Kentin eril ve sınıfsal yapısının aşılması herkesin yerel yönetimlere katılımı ile aşılabilir. Gençlerle, kadınlarla, engellilerle, yaşlılarla halk meclisleri kurun, sorun neyse yaşayan size çözümünü de gösterecektir aklınızda bulunsun. Kent için mücadele eden demokratik kitle örgütleri, odalar, sendikalar en yakınınızdakiler olsun, belediye meclislerini onlardan oluşturun. Kent için mücadele edenlerle kapitalist talana, yoksullaşmaya, mülksüzleşmeye, antidemokratik tüm uygulamalara karşı yan yana yürüyün, hukuksuzluklara karşı mücadele verenlerle omuz omuza olun. Kentin tüm kaynaklarının herkese ait olduğunu hiç unutmadan, birlikte sahip çıkın kentin hakkına. Seçim zamanlarında sokak sokak gezip sıktığınız, sonra unuttuğunuz ellere daha sıcak ve samimi bir uzanış, merak etmeyin günü geldiğin de size seçimi de kazandıracaktır
Kentte yaşayanlar olarak bize de düşenler var elbette. “Her şey doğrusal bir yönde ilerliyormuş gibi görünse de bir anda her şey hiç tahmin edilemeyecek şekilde değişebilir. Bu düzenli olarak meydana gelen hesaplanamaz sonsuzluktur.” Bu hesaplanamaz sonsuzluk; insanların tek tek politik özne olarak nasıl bir yaşam hayal ediyorsa onun mücadelesini bir arada verebilmesi ile mümkündür.

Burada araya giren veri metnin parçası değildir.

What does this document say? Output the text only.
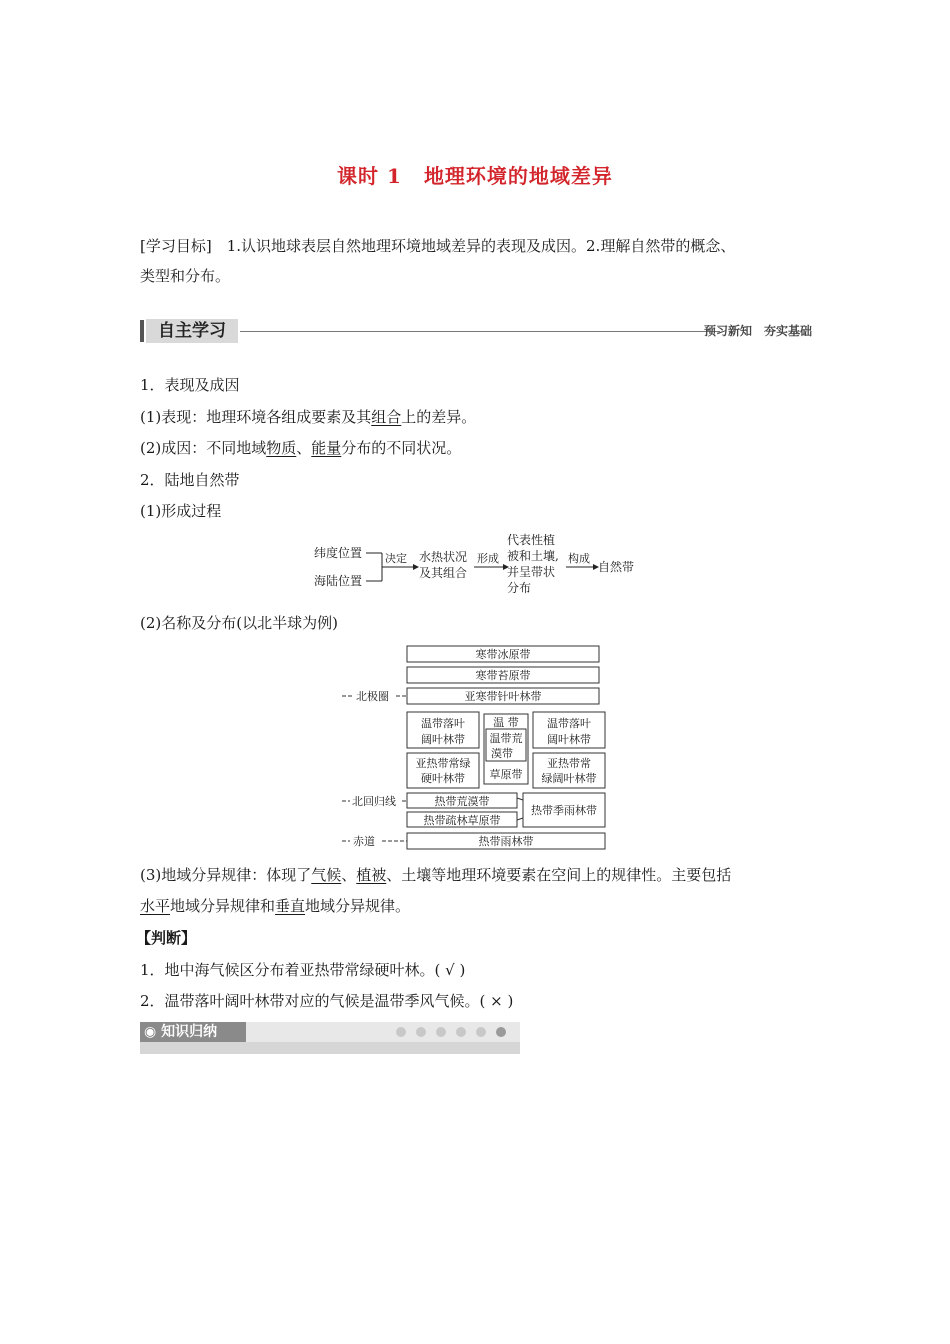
课时 1 地理环境的地域差异
[学习目标]　1.认识地球表层自然地理环境地域差异的表现及成因。2.理解自然带的概念、
类型和分布。
自主学习	预习新知　夯实基础
1．表现及成因
(1)表现：地理环境各组成要素及其组合上的差异。
(2)成因：不同地域物质、能量分布的不同状况。
2．陆地自然带
(1)形成过程
纬度位置
海陆位置
决定 水热状况
及其组合
形成
代表性植
被和土壤,
并呈带状
分布
构成
自然带
(2)名称及分布(以北半球为例)
寒带冰原带
寒带苔原带
北极圈	亚寒带针叶林带
温带落叶
阔叶林带
温 带
温带荒
漠带
草原带
温带落叶
阔叶林带
亚热带常绿
硬叶林带
亚热带常
绿阔叶林带
北回归线	热带荒漠带
热带疏林草原带
热带季雨林带
赤道	热带雨林带
(3)地域分异规律：体现了气候、植被、土壤等地理环境要素在空间上的规律性。主要包括
水平地域分异规律和垂直地域分异规律。
【判断】
1．地中海气候区分布着亚热带常绿硬叶林。( √ )
2．温带落叶阔叶林带对应的气候是温带季风气候。( × )
◉ 知识归纳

Nasıl bir kentte yaşamak istiyorsak şekillendirmek; kentin ekonomik, kültürel, sosyal olanaklarından yararlanmak yurttaşlar olarak en doğal hakkımız. Yaşadığımız kentleri her gün emeğiyle değiştiren, yeniden üretenleriz. O kentin hikâyesi tek tek hepimizin hikâyesi, o hikâye mücadele, karşılaşma, dostluk ve dayanışma ile kuruldu; emeğimiz, mücadelemiz, anılarımız, neşemiz, kederimiz, hayallerimiz saklı onun içinde.
Kentte yaşayan yurttaşlar olarak, dar çıkarlar etrafında dönen, siyaseti seyirlik hale getiren yapıdan kurtarmak ve halkın kendi talepleriyle bulunabileceği, toplumun siyasete katılım kanallarının yollarını açan siyasetin toplumsallaştığı bir alan yaratarak; devrimci, demokratik, eşitlikçi ve laik bir yaşam için mücadeleyi yaşadığımız kentler içinden neden büyütmeyelim? Dayanışmacı bir ekonomi ve kamusal kaynakların halktan yana kullanılması için hakkımız olanı neden almayalım?
Mayıs seçimlerinin ardından Saray iktidarı düşlediği İslami yaşam tarzını hâkim kılmak için anayasa fiilî olarak rafa kaldırılmışken, ittifak sandığımız muhalefet partileri kendi iktidar adacıklarının derdine düşmüşken, yaşadığımız şehirlerin siyasal, sosyal, kültürel hafıza mekânları, ekolojik zenginlikleri ve doğasına saldıranlara karşı bu alanları kentin gerçek sahipleri, kentin hikâyesini yazanlarca direniş mekânlarına dönüşüp dayanışma ağlarını örmek ve iktidarın olduğu her yerde direnişi de büyütmek elimizde.
İhtiyacımız olan; bu baskıcı, otoriter, rant odaklı, kadın düşmanı düzene karşı mücadeleyi dayanışma ile eşitlikçi, demokratik ve laik bir yaşama kültürünün yerellerden mekânsal örgütlenmesini de kurmaktır. Oy kullanmaya giderken, seçim hengâmesi altında unutulan deprem bölgesinde Defne’de Solun bileşenleri “Yerel Yönetim Çalıştay”ı yaptı. Hep birlikte başımızı çevirip, “toplumcu belediyeciliğin, dayanışmanın ve mücadelenin” süreceğini birlikte hatırlayalım.